Whilst sibench will output the maximum, minimum and average response times, in practice it is the 95%-response time - the time in which 95% of requests complete - that is likely to be the most informative. Maximum response times can be thrown out by one outlier result, which in turn poisons the average. The 95% figure (or the 99% figure if you wish to perform your own analysis) is a better indicator of a system’s behaviour.

Memory considerations

sibench is written to use as little memory as possible. The generators algorithmically create each object to be written or read-and-verified on the fly, and so objects do not need to be held in memory for longer than a single read or write operation as they can be recreated at will.

The one part of sibench that can take a lot of memory is the stats gathering, as stats are held in memory by each driver node until the completion of each phase of a run. At the end of each phase, the manager process collects the stats from all the nodes and merges them. This can be a lot of data if, say, you are running 30 driver nodes against an NVMe cluster for a long run time.

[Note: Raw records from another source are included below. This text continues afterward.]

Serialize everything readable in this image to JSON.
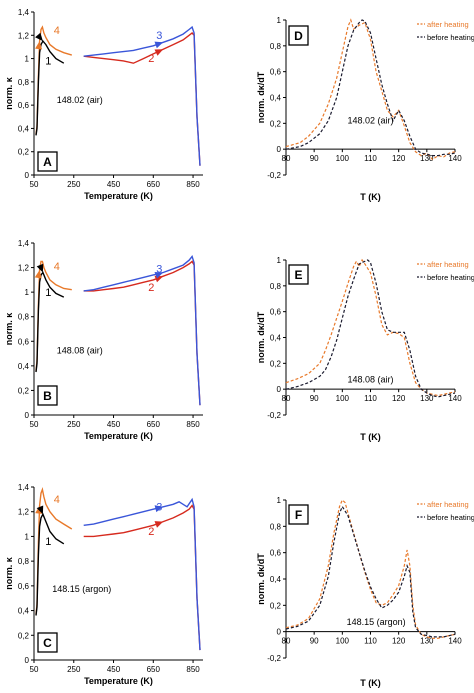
{
  "colors": {
    "black": "#000000",
    "orange": "#e8792a",
    "red": "#d62a1e",
    "blue": "#3a56d9",
    "dk_after": "#e8792a",
    "dk_before": "#1a1a2e"
  },
  "chart_data": [
    {
      "id": "A",
      "panel_label": "A",
      "type": "line",
      "xlabel": "Temperature (K)",
      "ylabel": "norm. κ",
      "xlim": [
        50,
        900
      ],
      "ylim": [
        0,
        1.4
      ],
      "xticks": [
        "50",
        "250",
        "450",
        "650",
        "850"
      ],
      "yticks": [
        "0",
        "0,2",
        "0,4",
        "0,6",
        "0,8",
        "1",
        "1,2",
        "1,4"
      ],
      "annotation": "148.02 (air)",
      "curve_labels": [
        "1",
        "2",
        "3",
        "4"
      ],
      "series": [
        {
          "color": "orange",
          "x": [
            60,
            65,
            72,
            78,
            85,
            92,
            100,
            110,
            130,
            160,
            200,
            240
          ],
          "y": [
            0.35,
            0.42,
            0.85,
            1.15,
            1.25,
            1.27,
            1.22,
            1.18,
            1.12,
            1.08,
            1.05,
            1.03
          ]
        },
        {
          "color": "black",
          "x": [
            60,
            65,
            72,
            78,
            85,
            95,
            110,
            130,
            160,
            200
          ],
          "y": [
            0.34,
            0.4,
            0.8,
            1.05,
            1.12,
            1.15,
            1.12,
            1.06,
            1.0,
            0.96
          ]
        },
        {
          "color": "red",
          "x": [
            300,
            350,
            400,
            450,
            500,
            550,
            600,
            650,
            700,
            750,
            800,
            830,
            845,
            855,
            870,
            885
          ],
          "y": [
            1.02,
            1.01,
            1.0,
            0.99,
            0.98,
            0.96,
            1.0,
            1.04,
            1.08,
            1.12,
            1.16,
            1.2,
            1.22,
            1.2,
            0.5,
            0.08
          ]
        },
        {
          "color": "blue",
          "x": [
            300,
            350,
            400,
            450,
            500,
            550,
            600,
            650,
            700,
            750,
            800,
            830,
            845,
            855,
            870,
            885
          ],
          "y": [
            1.02,
            1.03,
            1.04,
            1.05,
            1.06,
            1.07,
            1.09,
            1.11,
            1.14,
            1.17,
            1.21,
            1.25,
            1.27,
            1.22,
            0.5,
            0.08
          ]
        }
      ]
    },
    {
      "id": "D",
      "panel_label": "D",
      "type": "line",
      "xlabel": "T (K)",
      "ylabel": "norm. dκ/dT",
      "xlim": [
        80,
        140
      ],
      "ylim": [
        -0.2,
        1
      ],
      "xticks": [
        "80",
        "90",
        "100",
        "110",
        "120",
        "130",
        "140"
      ],
      "yticks": [
        "-0,2",
        "0",
        "0,2",
        "0,4",
        "0,6",
        "0,8",
        "1"
      ],
      "annotation": "148.02 (air)",
      "legend": [
        "after heating",
        "before heating"
      ],
      "series": [
        {
          "name": "after heating",
          "color": "dk_after",
          "x": [
            80,
            85,
            88,
            92,
            95,
            98,
            100,
            102,
            103,
            104,
            106,
            108,
            110,
            112,
            114,
            116,
            118,
            120,
            122,
            124,
            126,
            128,
            130,
            132,
            134,
            136,
            138,
            140
          ],
          "y": [
            0.02,
            0.05,
            0.1,
            0.2,
            0.35,
            0.55,
            0.75,
            0.95,
            1.0,
            0.93,
            0.96,
            0.98,
            0.85,
            0.6,
            0.45,
            0.3,
            0.25,
            0.3,
            0.18,
            0.05,
            -0.02,
            -0.05,
            -0.03,
            -0.08,
            -0.05,
            -0.06,
            -0.03,
            -0.02
          ]
        },
        {
          "name": "before heating",
          "color": "dk_before",
          "x": [
            80,
            85,
            88,
            92,
            95,
            98,
            100,
            102,
            104,
            106,
            107,
            108,
            110,
            112,
            114,
            116,
            118,
            120,
            122,
            124,
            126,
            128,
            130,
            132,
            134,
            136,
            138,
            140
          ],
          "y": [
            0.0,
            0.02,
            0.05,
            0.12,
            0.22,
            0.4,
            0.6,
            0.8,
            0.92,
            0.98,
            1.0,
            0.99,
            0.9,
            0.7,
            0.5,
            0.35,
            0.22,
            0.3,
            0.22,
            0.1,
            0.0,
            -0.03,
            -0.04,
            -0.05,
            -0.05,
            -0.04,
            -0.04,
            -0.03
          ]
        }
      ]
    },
    {
      "id": "B",
      "panel_label": "B",
      "type": "line",
      "xlabel": "Temperature (K)",
      "ylabel": "norm. κ",
      "xlim": [
        50,
        900
      ],
      "ylim": [
        0,
        1.4
      ],
      "xticks": [
        "50",
        "250",
        "450",
        "650",
        "850"
      ],
      "yticks": [
        "0",
        "0,2",
        "0,4",
        "0,6",
        "0,8",
        "1",
        "1,2",
        "1,4"
      ],
      "annotation": "148.08 (air)",
      "curve_labels": [
        "1",
        "2",
        "3",
        "4"
      ],
      "series": [
        {
          "color": "orange",
          "x": [
            60,
            65,
            72,
            78,
            85,
            92,
            100,
            110,
            130,
            160,
            200,
            240
          ],
          "y": [
            0.36,
            0.44,
            0.9,
            1.18,
            1.25,
            1.25,
            1.2,
            1.16,
            1.1,
            1.06,
            1.03,
            1.02
          ]
        },
        {
          "color": "black",
          "x": [
            60,
            65,
            72,
            78,
            85,
            95,
            110,
            130,
            160,
            200
          ],
          "y": [
            0.35,
            0.42,
            0.85,
            1.08,
            1.14,
            1.16,
            1.1,
            1.04,
            0.99,
            0.96
          ]
        },
        {
          "color": "red",
          "x": [
            300,
            350,
            400,
            450,
            500,
            550,
            600,
            650,
            700,
            750,
            800,
            830,
            845,
            855,
            870,
            885
          ],
          "y": [
            1.01,
            1.01,
            1.02,
            1.03,
            1.04,
            1.06,
            1.08,
            1.1,
            1.13,
            1.16,
            1.2,
            1.23,
            1.25,
            1.22,
            0.5,
            0.08
          ]
        },
        {
          "color": "blue",
          "x": [
            300,
            350,
            400,
            450,
            500,
            550,
            600,
            650,
            700,
            750,
            800,
            830,
            845,
            855,
            870,
            885
          ],
          "y": [
            1.01,
            1.02,
            1.04,
            1.06,
            1.08,
            1.1,
            1.12,
            1.14,
            1.16,
            1.19,
            1.22,
            1.26,
            1.29,
            1.24,
            0.5,
            0.08
          ]
        }
      ]
    },
    {
      "id": "E",
      "panel_label": "E",
      "type": "line",
      "xlabel": "T (K)",
      "ylabel": "norm. dκ/dT",
      "xlim": [
        80,
        140
      ],
      "ylim": [
        -0.2,
        1
      ],
      "xticks": [
        "80",
        "90",
        "100",
        "110",
        "120",
        "130",
        "140"
      ],
      "yticks": [
        "-0,2",
        "0",
        "0,2",
        "0,4",
        "0,6",
        "0,8",
        "1"
      ],
      "annotation": "148.08 (air)",
      "legend": [
        "after heating",
        "before heating"
      ],
      "series": [
        {
          "name": "after heating",
          "color": "dk_after",
          "x": [
            80,
            84,
            88,
            92,
            94,
            96,
            98,
            100,
            102,
            104,
            105,
            106,
            107,
            108,
            110,
            112,
            114,
            116,
            118,
            120,
            122,
            124,
            126,
            128,
            130,
            132,
            134,
            136,
            138,
            140
          ],
          "y": [
            0.05,
            0.08,
            0.12,
            0.2,
            0.3,
            0.42,
            0.55,
            0.68,
            0.82,
            0.95,
            0.99,
            0.95,
            1.0,
            0.97,
            0.9,
            0.72,
            0.5,
            0.42,
            0.44,
            0.43,
            0.4,
            0.2,
            0.05,
            0.0,
            -0.03,
            -0.04,
            -0.05,
            -0.04,
            -0.03,
            -0.02
          ]
        },
        {
          "name": "before heating",
          "color": "dk_before",
          "x": [
            80,
            84,
            88,
            92,
            94,
            96,
            98,
            100,
            102,
            104,
            106,
            108,
            109,
            110,
            112,
            114,
            116,
            118,
            120,
            122,
            124,
            126,
            128,
            130,
            132,
            134,
            136,
            138,
            140
          ],
          "y": [
            0.0,
            0.02,
            0.05,
            0.1,
            0.15,
            0.25,
            0.38,
            0.55,
            0.72,
            0.85,
            0.97,
            0.99,
            1.0,
            0.98,
            0.82,
            0.6,
            0.46,
            0.44,
            0.44,
            0.44,
            0.3,
            0.1,
            0.0,
            -0.03,
            -0.05,
            -0.06,
            -0.05,
            -0.04,
            -0.03
          ]
        }
      ]
    },
    {
      "id": "C",
      "panel_label": "C",
      "type": "line",
      "xlabel": "Temperature (K)",
      "ylabel": "norm. κ",
      "xlim": [
        50,
        900
      ],
      "ylim": [
        0,
        1.4
      ],
      "xticks": [
        "50",
        "250",
        "450",
        "650",
        "850"
      ],
      "yticks": [
        "0",
        "0,2",
        "0,4",
        "0,6",
        "0,8",
        "1",
        "1,2",
        "1,4"
      ],
      "annotation": "148.15 (argon)",
      "curve_labels": [
        "1",
        "2",
        "3",
        "4"
      ],
      "series": [
        {
          "color": "orange",
          "x": [
            60,
            65,
            72,
            78,
            85,
            92,
            100,
            110,
            130,
            160,
            200,
            240
          ],
          "y": [
            0.37,
            0.45,
            0.95,
            1.25,
            1.35,
            1.38,
            1.32,
            1.26,
            1.2,
            1.14,
            1.1,
            1.06
          ]
        },
        {
          "color": "black",
          "x": [
            60,
            65,
            72,
            78,
            85,
            95,
            110,
            130,
            160,
            200
          ],
          "y": [
            0.36,
            0.43,
            0.85,
            1.08,
            1.15,
            1.18,
            1.12,
            1.04,
            0.98,
            0.94
          ]
        },
        {
          "color": "red",
          "x": [
            300,
            350,
            400,
            450,
            500,
            550,
            600,
            650,
            700,
            750,
            800,
            830,
            845,
            855,
            870,
            885
          ],
          "y": [
            1.0,
            1.0,
            1.01,
            1.02,
            1.03,
            1.05,
            1.07,
            1.09,
            1.12,
            1.15,
            1.19,
            1.22,
            1.25,
            1.22,
            0.5,
            0.08
          ]
        },
        {
          "color": "blue",
          "x": [
            300,
            350,
            400,
            450,
            500,
            550,
            600,
            650,
            700,
            750,
            780,
            800,
            820,
            845,
            855,
            870,
            885
          ],
          "y": [
            1.09,
            1.1,
            1.12,
            1.14,
            1.16,
            1.18,
            1.2,
            1.22,
            1.24,
            1.26,
            1.28,
            1.26,
            1.24,
            1.3,
            1.24,
            0.5,
            0.08
          ]
        }
      ]
    },
    {
      "id": "F",
      "panel_label": "F",
      "type": "line",
      "xlabel": "T (K)",
      "ylabel": "norm. dκ/dT",
      "xlim": [
        80,
        140
      ],
      "ylim": [
        -0.2,
        1
      ],
      "xticks": [
        "80",
        "90",
        "100",
        "110",
        "120",
        "130",
        "140"
      ],
      "yticks": [
        "-0,2",
        "0",
        "0,2",
        "0,4",
        "0,6",
        "0,8",
        "1"
      ],
      "annotation": "148.15 (argon)",
      "legend": [
        "after heating",
        "before heating"
      ],
      "series": [
        {
          "name": "after heating",
          "color": "dk_after",
          "x": [
            80,
            84,
            88,
            92,
            95,
            97,
            99,
            100,
            101,
            102,
            104,
            106,
            108,
            110,
            112,
            114,
            116,
            118,
            120,
            122,
            123,
            124,
            125,
            126,
            128,
            130,
            132,
            134,
            136,
            138,
            140
          ],
          "y": [
            0.03,
            0.05,
            0.1,
            0.25,
            0.5,
            0.75,
            0.95,
            1.0,
            0.98,
            0.9,
            0.75,
            0.6,
            0.45,
            0.32,
            0.22,
            0.2,
            0.22,
            0.28,
            0.35,
            0.5,
            0.62,
            0.5,
            0.2,
            0.05,
            -0.02,
            -0.04,
            -0.05,
            -0.05,
            -0.04,
            -0.03,
            -0.02
          ]
        },
        {
          "name": "before heating",
          "color": "dk_before",
          "x": [
            80,
            84,
            88,
            92,
            95,
            97,
            99,
            100,
            102,
            104,
            106,
            108,
            110,
            112,
            114,
            116,
            118,
            120,
            122,
            123,
            124,
            125,
            126,
            128,
            130,
            132,
            134,
            136,
            138,
            140
          ],
          "y": [
            0.02,
            0.04,
            0.08,
            0.2,
            0.42,
            0.68,
            0.9,
            0.95,
            0.88,
            0.74,
            0.6,
            0.46,
            0.34,
            0.25,
            0.18,
            0.2,
            0.24,
            0.3,
            0.42,
            0.5,
            0.45,
            0.15,
            0.03,
            -0.02,
            -0.03,
            -0.04,
            -0.04,
            -0.04,
            -0.03,
            -0.02
          ]
        }
      ]
    }
  ]
}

A consequence of this approach is that the manager node may need a lot more memory than the driver nodes, because it has to hold the stats of all of the driver nodes in memory in order to do the merge.

Unfortunately, some of the Ceph native libraries used by sibench appear to hold on to data for longer than would seem necessary. This can result in large amounts of memory being used, which can result in two undesirable outcomes:

  • Swapping: if the benchmarking process needs to swap, then performance figures are likely to be wildly wrong.

  • Process death: on Linux, the OOM Killer in the kernel will terminate processes that take too much memory with a SIGKILL. Since this is not a signal that can be caught, there is no warning or error when it occurs. (The systemd script should start a new copy of the server immediately though, so the sibench node will be usable for a new benchmark run with no further action.

At the start of each run, sibench determines how much physical memory each node has, and does some back-of-the-envelope maths to determine how much memory a benchmark may consume in the worst case. If the latter is within about 80% of the former, it outputs a warning message to alert the user of possible consequences. However, the benchmark will try to run (and because this assumes worst-case ceph library behaviour, it may well succeed).

Homogeneous cores

sibench divides its workload between nodes, with each taking responsibility for reading and writing some number of objects. The division of labour is done purely according to how many cores each node has. It does not attempt to measure the performance of each server node, nor does it use some artificial measure of performance such as BogoMIPS. Because of this, it is important that the nodes used as sibench servers be of roughly equivalent speed, at least on a per-core basis.

The reason for this is that if one sibench server is far quicker than its peers, then when it finishes reading its share of the objects and loops round to start at the beginning again, the data may still be in the storage system’s caches.